The FBI has recently adopted a novel investigative technique: posting hyperlinks that purport to be illegal videos of minors having sex, and then raiding the homes of anyone willing to click on them.
Undercover FBI agents used this hyperlink-enticement technique, which directed Internet users to a clandestine government server, to stage armed raids of homes in Pennsylvania, New York, and Nevada last year. The supposed video files actually were gibberish and contained no illegal images.
A CNET News.com review of legal documents shows that courts have approved of this technique, even though it raises questions about entrapment, the problems of identifying who's using an open wireless connection--and whether anyone who clicks on a FBI link that contains no child pornography should be automatically subject to a dawn raid by federal police.
Roderick Vosburgh, a doctoral student at Temple University who also taught history at La Salle University, was raided at home in February 2007 after he allegedly clicked on the FBI's hyperlink. Federal agents knocked on the door around 7 a.m., falsely claiming they wanted to talk to Vosburgh about his car. Once he opened the door, they threw him to the ground outside his house and handcuffed him.
Vosburgh was charged with violating federal law, which criminalizes "attempts" to download child pornography with up to 10 years in prison. Last November, a jury found Vosburgh guilty on that count, and a sentencing hearing is scheduled for April 22, at which point Vosburgh could face three to four years in prison. - news.com
A link is not always what it seems. Here is an example: If you click this CNN link, http://www.cnn.com, it will take you to google because that's where I linked it. Most people don't even understand this.

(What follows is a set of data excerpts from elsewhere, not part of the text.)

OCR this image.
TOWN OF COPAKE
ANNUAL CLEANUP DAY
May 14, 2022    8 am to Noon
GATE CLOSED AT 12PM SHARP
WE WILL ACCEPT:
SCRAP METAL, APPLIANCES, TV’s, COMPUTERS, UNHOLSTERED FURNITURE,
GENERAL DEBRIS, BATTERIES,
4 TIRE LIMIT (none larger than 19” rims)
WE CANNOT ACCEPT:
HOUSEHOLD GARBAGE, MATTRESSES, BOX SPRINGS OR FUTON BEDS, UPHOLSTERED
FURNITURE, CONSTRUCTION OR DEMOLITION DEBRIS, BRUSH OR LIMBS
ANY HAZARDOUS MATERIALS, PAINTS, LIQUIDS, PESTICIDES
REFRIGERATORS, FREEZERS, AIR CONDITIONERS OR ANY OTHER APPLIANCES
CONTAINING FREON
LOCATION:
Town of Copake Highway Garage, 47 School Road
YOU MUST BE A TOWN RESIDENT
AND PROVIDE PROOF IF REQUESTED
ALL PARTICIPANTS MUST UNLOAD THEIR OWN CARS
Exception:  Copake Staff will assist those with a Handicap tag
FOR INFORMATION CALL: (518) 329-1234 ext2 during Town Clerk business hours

This is a reminder to encrypt your wireless networks. I recently found someone sneaking onto mine at home. They only appeared briefly, but after that my network's connection slowed way down and I've put in multiple calls to my ISP about it. What if someone gets on my network and uses IP spoofing to impersonate my computer, or even installs a rootkit to remotely control it? (My computer has been acting very strangely.) Also, people can get redirected to bad sites by viruses, or by cross site scripting attacks, so this is really freaky.
I'm glad the FBI is out there trying to keep the Internet safe, but they would do the most good by going after people who make the stuff. That's where the actual child abuse takes place.
1 comment:
I know you're right! The thought of being spoofed by the FBI, or having you home network used to surf porn, and then having the FBI bust you, using field agents who wouldn't know a rootkit from a pair of pliers, and THEN trying to defend yourself in front of a jury, prosecuted by some political hack trying to score points over kiddie porn.

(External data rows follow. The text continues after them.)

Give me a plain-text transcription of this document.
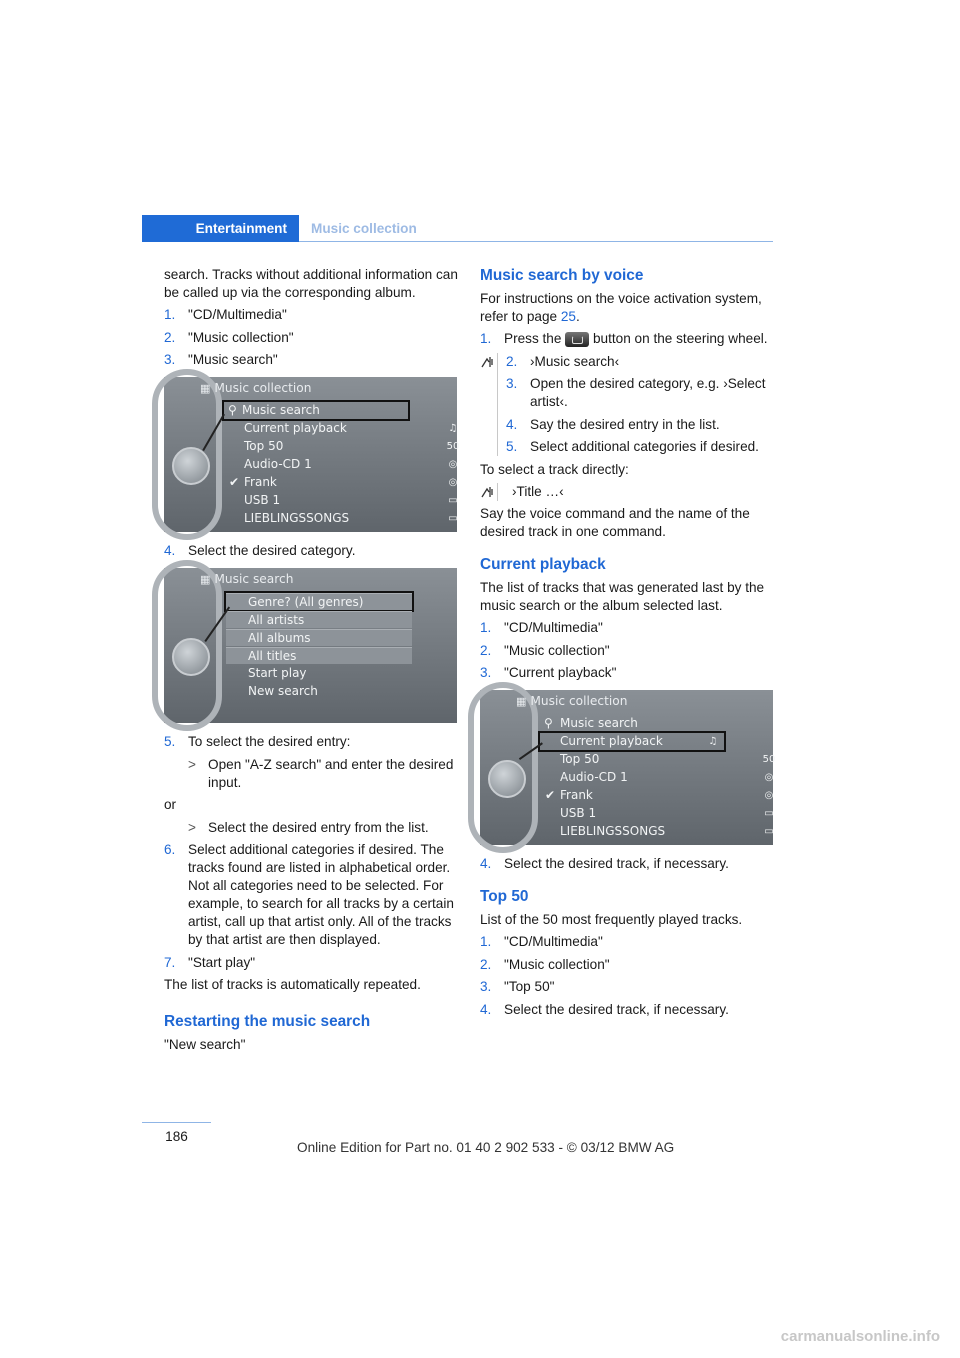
Entertainment	Music collection

search. Tracks without additional information can be called up via the corresponding album.

1. "CD/Multimedia"
2. "Music collection"
3. "Music search"
▦ Music collection
⚲ Music search
Current playback	♫
Top 50	50
Audio-CD 1	◎
✔ Frank	◎
USB 1	▭
LIEBLINGSSONGS	▭
4. Select the desired category.
▦ Music search
Genre? (All genres)
All artists
All albums
All titles
Start play
New search
5. To select the desired entry:
> Open "A-Z search" and enter the desired input.
or
> Select the desired entry from the list.
6. Select additional categories if desired. The tracks found are listed in alphabetical order. Not all categories need to be selected. For example, to search for all tracks by a certain artist, call up that artist only. All of the tracks by that artist are then displayed.
7. "Start play"

The list of tracks is automatically repeated.

Restarting the music search

"New search"

Music search by voice

For instructions on the voice activation system, refer to page 25.

1. Press the  button on the steering wheel.
2. ›Music search‹
3. Open the desired category, e.g. ›Select artist‹.
4. Say the desired entry in the list.
5. Select additional categories if desired.

To select a track directly:

›Title …‹

Say the voice command and the name of the desired track in one command.

Current playback

The list of tracks that was generated last by the music search or the album selected last.

1. "CD/Multimedia"
2. "Music collection"
3. "Current playback"
▦ Music collection
⚲ Music search
Current playback	♫
Top 50	50
Audio-CD 1	◎
✔ Frank	◎
USB 1	▭
LIEBLINGSSONGS	▭
4. Select the desired track, if necessary.
Top 50

List of the 50 most frequently played tracks.

1. "CD/Multimedia"
2. "Music collection"
3. "Top 50"
4. Select the desired track, if necessary.
186
Online Edition for Part no. 01 40 2 902 533 - © 03/12 BMW AG
carmanualsonline.info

And then, there's prison, where "KF's" are definitely fair game, and at the bottom of the food chain.
Gives me a pee shiver, just thinking about all this. And to think, all you might have done is had a poorly secured home network, or accidently clicked a link in a piece of spam!
Frightening, to the Innocent... most of all.
Worse than any Made for TV Movie ever made!
How often do you suppose the innocent get caught up in this web?